By JEANNIE WILEY WOLF
If your wish list includes a Super Princess Peach lunch box, a set of drinking glasses featuring the Peanuts gang, an Alvin the Chipmunk bank and a giant inflatable snow globe, you may want to stop by Findlay High School and check out Findlay First Edition’s annual garage sale.
All of these items and more will be offered for sale today, Friday and Saturday as a fundraiser to help offset the cost of travel and expenses for FFE families.
“I make a joke the other day: ‘We have everything and the kitchen sink — several kitchen sinks,'” laughed FFE director Kevin Manley.
This year marks the 34th year for the show choir, which is open to Findlay High School students in grades 10-12. Singers/dancers are selected through an audition process held at the end of the school year. Manley said 90 students applied; 52 were chosen. The group also includes eight crew members and 17 instrumentalists.
The annual garage sale is organized by the parents of FFE members. Although Manley isn’t sure about the dates, he suspects the sale has been held the past 15 to 20 years. It was organized the first year as a way to pay the choreographer who leads FFE members during camp, which is always held this week in July.
“We learn a show this week,” said Manley. “Singers/dancers are here from 9 a.m. to 8 p.m. and we’ll put four songs together and then we do a show at the end of the week on Saturday at 4 p.m.”
The first year’s sale generated $500, he said.
“They learned a lot that first year. And then the second year, they made $5,000,” he said.
Annual profits stayed between $5,000 and $7,000 for a long time, according to Manley.
“So it turned into a fundraiser for the group, as well,” he said. “Then one year we had a big year and it went up to $10,000. And then that really motivated the parents.”
Last year’s total was nearly $14,000. Money goes into the general fund to help pay for expenses such as costumes.
“Costumes are a major expense,” said Manley. “That’s about $25,000 to $30,000 a year for costumes. And we pay our choreographer throughout the season.”
Co-chairs Denise McCutchen and Robin Walters-Powell are heading up a committee of about 15 parents who have been working on the sale since May. Many others volunteer throughout the week with sorting, pricing and selling.
Walters-Powell said this is her fourth year helping with the sale. She decided to serve as a co-chairwoman this year because her daughter will be a senior.
“It takes a crazy amount of time and effort and volunteers, but it will be worth it,” she said. “This is the biggest start we’ve ever had.”
Donations from the public are accepted throughout the week prior to the start of the sale.
“We get the good, the bad and the ugly,” said Manley. “I mean, there’s some stuff that’s not sellable, but there’s a lot of great stuff out there.”
Manley said he was surprised by the amount of donations that had already come in as of Tuesday morning.

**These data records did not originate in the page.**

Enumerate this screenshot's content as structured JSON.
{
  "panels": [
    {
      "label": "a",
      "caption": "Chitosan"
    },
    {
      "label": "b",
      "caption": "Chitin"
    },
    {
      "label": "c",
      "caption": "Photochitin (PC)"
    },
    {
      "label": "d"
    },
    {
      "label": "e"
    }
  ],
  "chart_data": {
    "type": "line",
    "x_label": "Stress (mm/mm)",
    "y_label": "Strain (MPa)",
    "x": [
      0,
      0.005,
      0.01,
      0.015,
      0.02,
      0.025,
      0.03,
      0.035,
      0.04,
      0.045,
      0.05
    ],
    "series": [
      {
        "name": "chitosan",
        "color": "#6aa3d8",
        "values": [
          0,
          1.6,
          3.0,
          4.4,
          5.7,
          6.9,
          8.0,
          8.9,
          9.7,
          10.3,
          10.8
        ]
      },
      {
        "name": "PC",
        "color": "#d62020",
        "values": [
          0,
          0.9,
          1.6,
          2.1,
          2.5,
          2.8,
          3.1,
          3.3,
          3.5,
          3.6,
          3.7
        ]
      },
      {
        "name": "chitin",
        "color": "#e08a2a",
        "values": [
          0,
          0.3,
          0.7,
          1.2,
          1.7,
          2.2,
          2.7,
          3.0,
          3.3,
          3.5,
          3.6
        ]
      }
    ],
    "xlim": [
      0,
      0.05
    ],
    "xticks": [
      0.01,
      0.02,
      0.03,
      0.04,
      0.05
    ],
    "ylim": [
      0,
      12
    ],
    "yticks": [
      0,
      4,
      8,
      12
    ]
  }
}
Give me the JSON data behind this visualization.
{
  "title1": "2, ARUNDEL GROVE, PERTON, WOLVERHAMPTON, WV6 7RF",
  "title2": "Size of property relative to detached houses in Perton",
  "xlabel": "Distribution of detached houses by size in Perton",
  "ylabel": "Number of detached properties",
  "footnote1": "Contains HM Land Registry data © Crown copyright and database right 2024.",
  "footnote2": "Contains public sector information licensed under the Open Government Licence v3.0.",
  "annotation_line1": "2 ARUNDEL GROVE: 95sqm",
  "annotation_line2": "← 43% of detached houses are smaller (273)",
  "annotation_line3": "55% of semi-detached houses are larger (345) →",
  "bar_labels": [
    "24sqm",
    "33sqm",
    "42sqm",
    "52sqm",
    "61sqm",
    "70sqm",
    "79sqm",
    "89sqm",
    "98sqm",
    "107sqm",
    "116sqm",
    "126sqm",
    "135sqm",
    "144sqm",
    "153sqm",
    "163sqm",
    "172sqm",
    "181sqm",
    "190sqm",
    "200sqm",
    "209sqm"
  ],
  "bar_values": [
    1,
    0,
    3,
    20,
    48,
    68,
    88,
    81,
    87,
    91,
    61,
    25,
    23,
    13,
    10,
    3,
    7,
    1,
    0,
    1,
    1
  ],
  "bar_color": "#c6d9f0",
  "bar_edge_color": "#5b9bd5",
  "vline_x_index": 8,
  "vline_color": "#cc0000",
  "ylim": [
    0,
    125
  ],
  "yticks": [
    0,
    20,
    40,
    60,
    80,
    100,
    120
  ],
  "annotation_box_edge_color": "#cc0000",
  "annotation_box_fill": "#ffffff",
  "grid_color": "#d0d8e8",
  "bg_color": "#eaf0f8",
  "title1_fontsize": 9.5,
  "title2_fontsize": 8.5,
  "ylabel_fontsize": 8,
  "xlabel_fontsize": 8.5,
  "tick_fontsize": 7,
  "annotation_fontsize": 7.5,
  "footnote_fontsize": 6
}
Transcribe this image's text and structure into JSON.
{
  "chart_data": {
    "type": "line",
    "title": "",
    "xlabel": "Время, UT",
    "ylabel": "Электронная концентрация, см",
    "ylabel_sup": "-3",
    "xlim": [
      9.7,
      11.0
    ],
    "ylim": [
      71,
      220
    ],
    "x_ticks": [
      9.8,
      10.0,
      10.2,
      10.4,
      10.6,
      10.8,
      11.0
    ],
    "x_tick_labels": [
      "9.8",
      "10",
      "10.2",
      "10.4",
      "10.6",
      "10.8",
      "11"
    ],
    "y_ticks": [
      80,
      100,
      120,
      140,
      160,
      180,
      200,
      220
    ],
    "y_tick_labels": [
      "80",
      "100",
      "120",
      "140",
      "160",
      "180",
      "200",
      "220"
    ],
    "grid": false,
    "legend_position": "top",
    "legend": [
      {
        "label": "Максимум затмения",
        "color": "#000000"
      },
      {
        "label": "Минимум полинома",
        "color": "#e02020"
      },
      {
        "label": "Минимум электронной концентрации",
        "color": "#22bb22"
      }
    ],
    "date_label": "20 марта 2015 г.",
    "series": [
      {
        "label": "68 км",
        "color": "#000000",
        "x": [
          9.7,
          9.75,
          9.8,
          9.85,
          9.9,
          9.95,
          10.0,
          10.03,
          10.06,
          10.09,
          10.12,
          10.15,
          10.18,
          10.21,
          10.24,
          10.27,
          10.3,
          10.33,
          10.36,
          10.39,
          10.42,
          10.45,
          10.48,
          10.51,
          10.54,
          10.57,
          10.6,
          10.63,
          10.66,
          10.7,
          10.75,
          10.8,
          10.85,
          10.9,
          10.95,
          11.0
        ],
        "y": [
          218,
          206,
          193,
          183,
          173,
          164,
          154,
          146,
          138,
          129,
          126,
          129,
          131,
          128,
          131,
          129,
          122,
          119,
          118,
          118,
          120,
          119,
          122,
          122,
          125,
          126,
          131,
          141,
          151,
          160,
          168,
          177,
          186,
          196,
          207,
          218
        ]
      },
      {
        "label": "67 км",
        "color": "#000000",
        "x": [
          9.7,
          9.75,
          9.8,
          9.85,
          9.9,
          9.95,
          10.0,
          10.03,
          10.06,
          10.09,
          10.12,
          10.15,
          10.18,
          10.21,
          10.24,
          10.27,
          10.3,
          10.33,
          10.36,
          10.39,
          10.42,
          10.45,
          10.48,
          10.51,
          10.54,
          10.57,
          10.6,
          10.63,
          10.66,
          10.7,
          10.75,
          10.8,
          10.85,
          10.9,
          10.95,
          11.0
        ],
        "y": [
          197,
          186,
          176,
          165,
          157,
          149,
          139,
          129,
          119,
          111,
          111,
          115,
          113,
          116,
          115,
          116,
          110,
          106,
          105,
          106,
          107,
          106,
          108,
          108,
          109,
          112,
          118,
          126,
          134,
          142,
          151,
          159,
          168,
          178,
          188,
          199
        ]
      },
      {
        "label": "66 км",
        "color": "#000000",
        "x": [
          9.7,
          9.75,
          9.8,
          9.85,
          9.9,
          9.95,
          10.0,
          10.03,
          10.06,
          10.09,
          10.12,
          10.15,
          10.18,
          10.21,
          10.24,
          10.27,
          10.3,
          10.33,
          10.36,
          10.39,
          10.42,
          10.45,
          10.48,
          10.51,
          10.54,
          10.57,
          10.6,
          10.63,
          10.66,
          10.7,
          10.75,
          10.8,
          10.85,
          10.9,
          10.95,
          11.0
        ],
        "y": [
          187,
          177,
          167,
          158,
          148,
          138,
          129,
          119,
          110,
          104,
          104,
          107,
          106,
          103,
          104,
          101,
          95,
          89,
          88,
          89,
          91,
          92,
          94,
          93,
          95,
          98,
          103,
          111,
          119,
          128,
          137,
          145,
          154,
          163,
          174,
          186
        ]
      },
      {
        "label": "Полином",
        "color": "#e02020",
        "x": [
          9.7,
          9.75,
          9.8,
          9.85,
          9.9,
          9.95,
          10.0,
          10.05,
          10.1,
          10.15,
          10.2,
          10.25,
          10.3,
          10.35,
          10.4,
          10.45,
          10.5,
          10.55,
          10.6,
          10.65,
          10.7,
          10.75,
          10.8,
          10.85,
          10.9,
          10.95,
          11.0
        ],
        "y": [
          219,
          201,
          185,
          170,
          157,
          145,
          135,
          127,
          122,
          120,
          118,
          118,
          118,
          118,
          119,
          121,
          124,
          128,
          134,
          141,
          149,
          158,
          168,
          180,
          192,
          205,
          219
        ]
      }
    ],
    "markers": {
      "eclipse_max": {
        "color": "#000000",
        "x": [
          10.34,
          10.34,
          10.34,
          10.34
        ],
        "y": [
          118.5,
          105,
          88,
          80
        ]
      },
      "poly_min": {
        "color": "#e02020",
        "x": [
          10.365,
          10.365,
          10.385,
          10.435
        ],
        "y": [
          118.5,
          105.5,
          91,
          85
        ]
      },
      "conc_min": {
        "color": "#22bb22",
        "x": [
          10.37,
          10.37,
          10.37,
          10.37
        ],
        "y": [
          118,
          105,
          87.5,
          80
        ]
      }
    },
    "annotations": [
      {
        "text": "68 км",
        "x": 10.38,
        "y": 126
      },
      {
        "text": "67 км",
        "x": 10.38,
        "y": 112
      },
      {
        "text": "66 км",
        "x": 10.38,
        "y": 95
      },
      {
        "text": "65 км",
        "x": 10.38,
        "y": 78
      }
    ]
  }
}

“I don’t know if I’ve ever seen that much stuff at this point,” he said.
Want a Ben Roethlisberger Gridiron Gladiator action figure still in the package? It’s in the sale. Need baskets? There are a mountain of them waiting to be sold. How about books? They have hundreds.
An early bird sale will be held this evening. That’s when you’ll see the serious garage salers, Manley said.
“There are a lot of people here,” he said. “They’ll start lining up around 4. And the line goes all the way … last year it went down all the way past the freshman wing.”
Prices start at 50 cents. And Saturday is bag day, meaning anything that fits into a paper bag can be purchased for $1.
“I think it does provide a little bit of a service to the community,” Manley said. “Obviously we make money, but I think there’s some people out there in the community that need things like this.”
Walters-Powell said numerous nonprofits come in near the end of the sale and take items their own organizations can use.
“We’re going to donate the rest of it,” she said. “Focus on Friends is having a rummage sale in a few weeks for a fundraiser, so they want anything we don’t sell. It’s very rewarding.”
FFE holds other fundraisers throughout the year, including a spaghetti dinner, show choir competition and cabaret, said Manley.
“We also sell candy bars and traditional fundraisers,” he said. “And that goes for the trip. This year they will be going to Nashville and will be on stage at the Grand Ole Opry.
“I just want the community to know how grateful we are,” he said. “We’re so blessed by the donations you see here, by the people that will come in and buy things, by the people that come to our performances. It’s incredible.”
The sale is held in the high school cafeteria, 1200 Broad Ave. Hours are 5-8 p.m. today; 8 a.m. to 6 p.m. Friday; and 8 a.m. to noon Saturday.